Redfin’s brokerage website and mobile application will soon display the amount of compensation being offered to buyer’s agents on more than 700,000 listings. The data will be available in 65 markets where local multiple listing services (MLS) provide the data.

Redfin first began publishing buyer’s agent compensation in Seattle, then began publishing the compensation on its own listings in every market where allowed in 2019. With this recent change — one that RE/MAX is also undertaking — that data will be available on every listing.

“Homebuyers will finally see how much money their agent stands to earn on any home for sale, letting them evaluate whether they’re getting good value for their money,” Redfin CEO Glenn Kelman said in a statement.” On the other side of the deal, people listing their home will find out what other sellers are paying buyer’s agents, without having to take their agents’ word for it.

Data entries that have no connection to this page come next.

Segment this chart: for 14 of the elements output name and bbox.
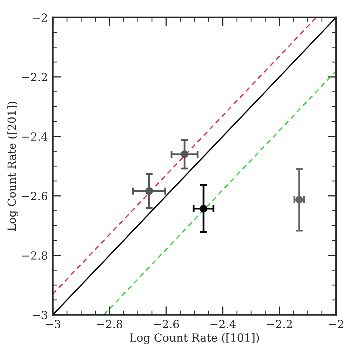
y-tick-label: −2.4: [22, 132, 48, 142]
y-tick-label: −2.2: [22, 73, 48, 82]
y-tick-label: −2: [33, 14, 48, 22]
x-tick-label: −2.2: [267, 320, 292, 329]
x-tick-label: −2.8: [97, 320, 122, 329]
x-tick-label: −2: [329, 320, 344, 328]
y-tick-label: −2.6: [22, 192, 48, 200]
y-tick-label: −3: [33, 311, 48, 320]
x-tick-label: −2.4: [210, 320, 236, 329]
x-axis-title: Log Count Rate ([101]): [130, 333, 260, 344]
x-tick-label: −2.6: [154, 320, 180, 329]
y-tick-label: −2.8: [22, 252, 48, 260]
x-tick-label: −3: [46, 320, 60, 329]
y-axis-title: Log Count Rate ([201]): [8, 102, 18, 232]
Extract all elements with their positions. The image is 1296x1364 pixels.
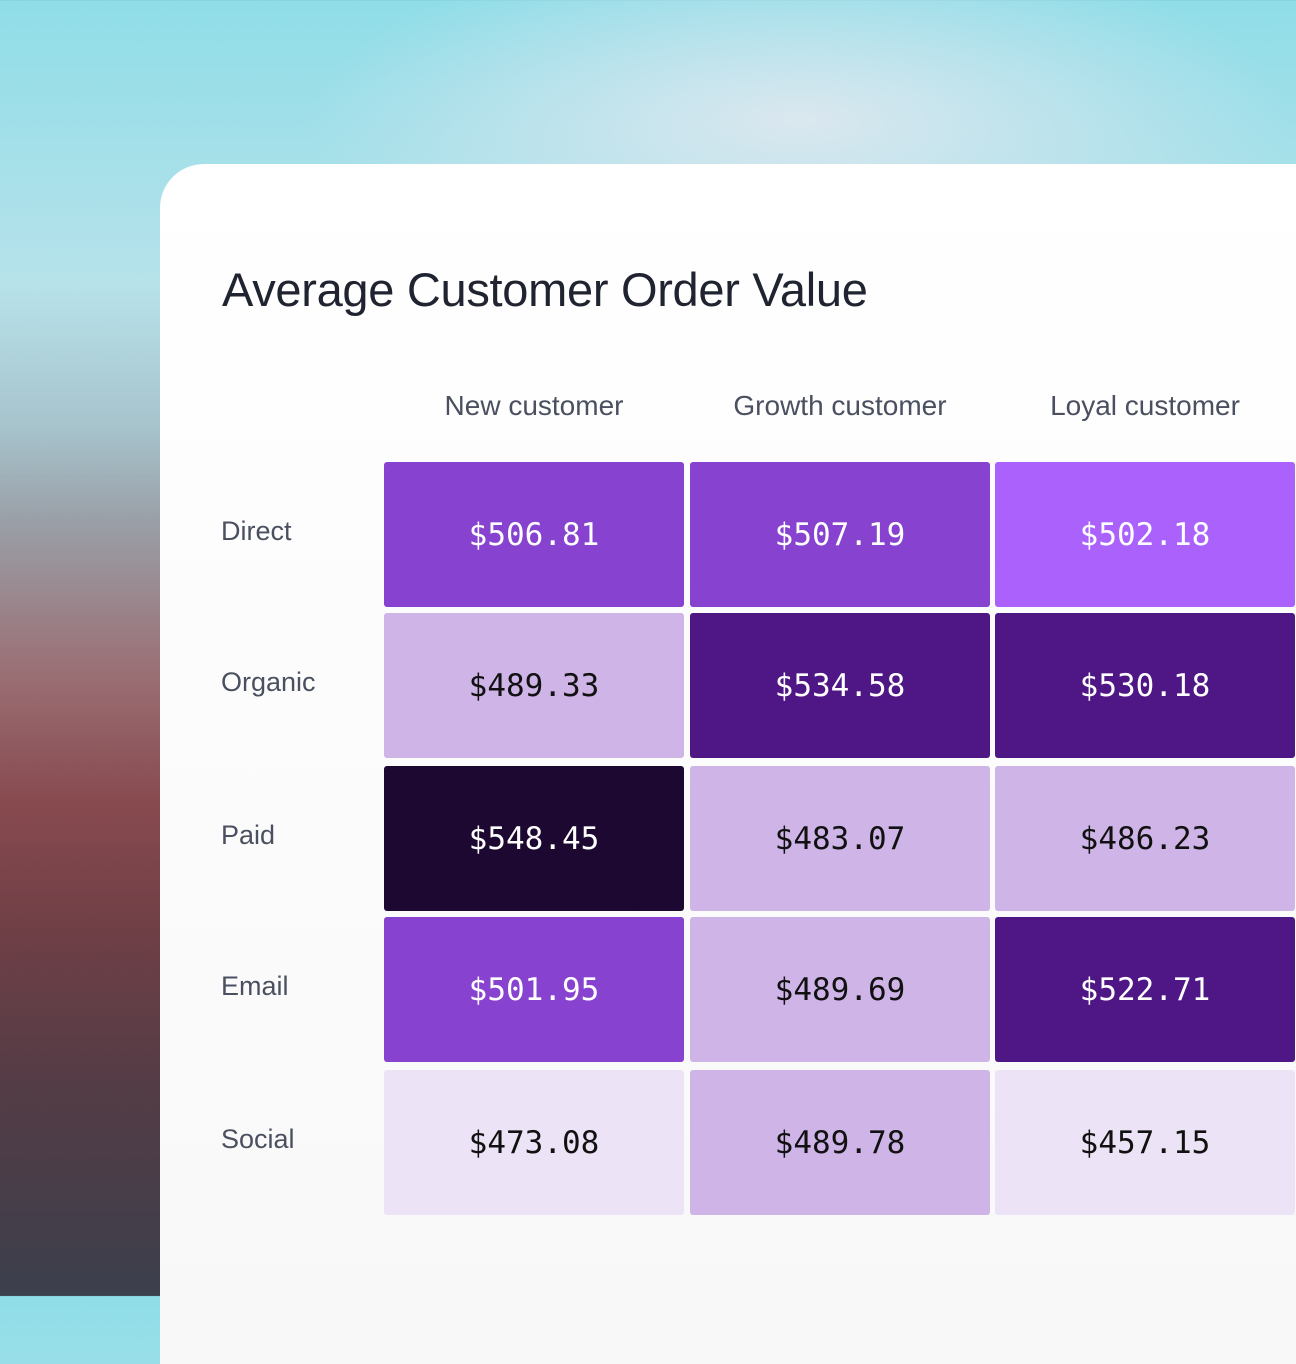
heatmap-cell: $483.07	[690, 766, 990, 911]
row-header: Organic	[221, 667, 316, 697]
row-header: Social	[221, 1124, 295, 1154]
chart-title: Average Customer Order Value	[222, 263, 868, 316]
heatmap-cell: $506.81	[384, 462, 684, 607]
column-header: Growth customer	[733, 390, 947, 421]
heatmap-cell: $473.08	[384, 1070, 684, 1215]
chart-card: Average Customer Order Value New custome…	[160, 164, 1296, 1364]
heatmap-cell: $489.78	[690, 1070, 990, 1215]
heatmap-cell: $530.18	[995, 613, 1295, 758]
heatmap-cell: $457.15	[995, 1070, 1295, 1215]
heatmap-cell: $489.33	[384, 613, 684, 758]
heatmap-cell: $534.58	[690, 613, 990, 758]
heatmap-cell: $522.71	[995, 917, 1295, 1062]
column-header: Loyal customer	[1050, 390, 1240, 421]
row-header: Direct	[221, 516, 292, 546]
heatmap-cell: $486.23	[995, 766, 1295, 911]
column-header: New customer	[444, 390, 624, 421]
heatmap-cell: $502.18	[995, 462, 1295, 607]
heatmap-cell: $501.95	[384, 917, 684, 1062]
row-header: Paid	[221, 820, 276, 850]
heatmap-cell: $507.19	[690, 462, 990, 607]
heatmap-cell: $548.45	[384, 766, 684, 911]
heatmap-cell: $489.69	[690, 917, 990, 1062]
row-header: Email	[221, 971, 289, 1001]
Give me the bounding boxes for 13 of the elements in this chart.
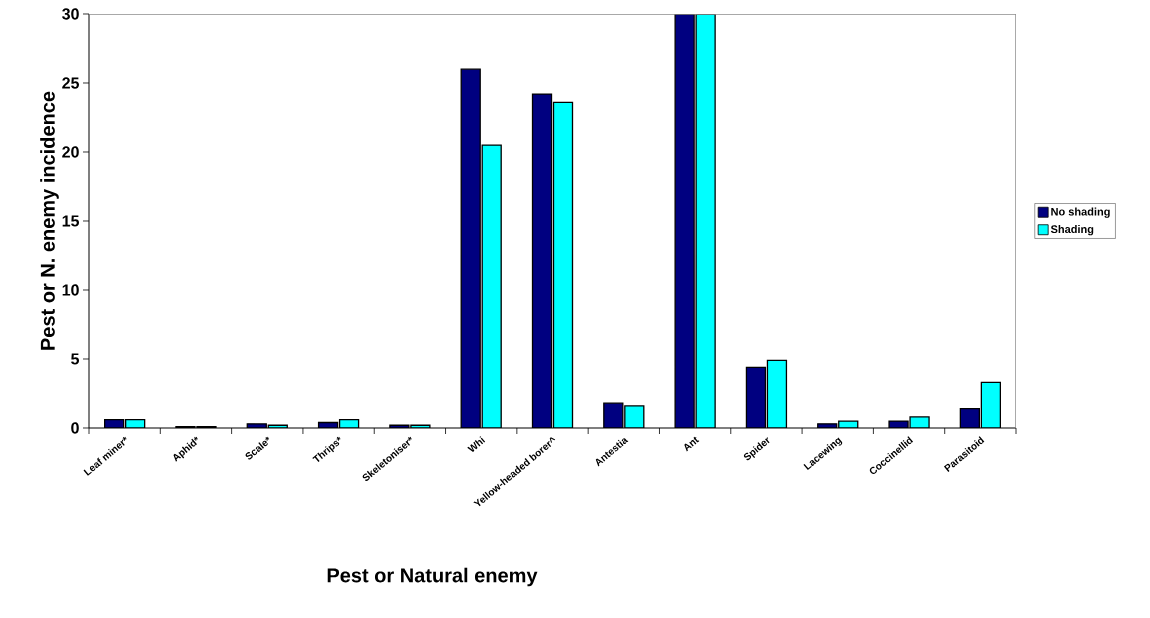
y-tick-label: 0 (71, 422, 79, 434)
y-tick-label: 20 (62, 146, 79, 158)
y-tick-label: 30 (62, 8, 79, 20)
legend-label: Shading (1050, 225, 1094, 236)
x-axis-title: Pest or Natural enemy (327, 567, 538, 587)
legend-label: No shading (1051, 207, 1110, 218)
y-axis-title: Pest or N. enemy incidence (40, 91, 59, 350)
y-tick-label: 15 (62, 215, 80, 227)
y-tick-label: 5 (71, 353, 80, 365)
y-tick-label: 10 (62, 284, 79, 296)
y-tick-label: 25 (62, 77, 80, 89)
x-tick-label: Ant (684, 436, 700, 452)
x-tick-label: Whi (467, 436, 486, 452)
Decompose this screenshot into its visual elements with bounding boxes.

“This information could usher in a new era of price competition that saves consumers billions of dollars in fees.”

The decision follows an agreement between the National Association of Realtors (NAR) and the U.S. Department of Justice (DOJ), after the former was sued over allegations that certain rules of the trade group place illegal restraints on Realtor competition.

Although specific details are still being discussed, as part of the settlement, NAR promised to make buyer’s broker compensation public and so far 65 MLSs have followed.

The settlement also forbids agents from misrepresenting that buyer broker services are free, according to Redfin. The company commissioned a study in 2019 that found 61 percent of buyers did not fully understand how their agent was paid, the company said.

One consequence of the move could be that shedding light on buyer’s agent commission changes the average amount paid. Nick Bailey, the chief customer officer at RE/MAX said it was too early to tell the overall impact, but Redfin’s data showed that it actually pushed the average compensation down slightly in Seattle.

Prior to the agreement, Seattle was the only market where brokerage sites could publish all buyer’s agent compensation figures. In 2019, the typical buyer’s agent compensation was 2.8 percent, which declined to 2.7 percent in 2020. The average compensation stayed flat at 2.7 percent over the same time period nationally.

While both regulators and real estate companies begin to increase transparency around agent commission, there are multiple lawsuits over buyer’s broker commissions currently making their way through the courts. Redfin is not one of the defendants, but a many of its industry competitors are among the firms named in the suits.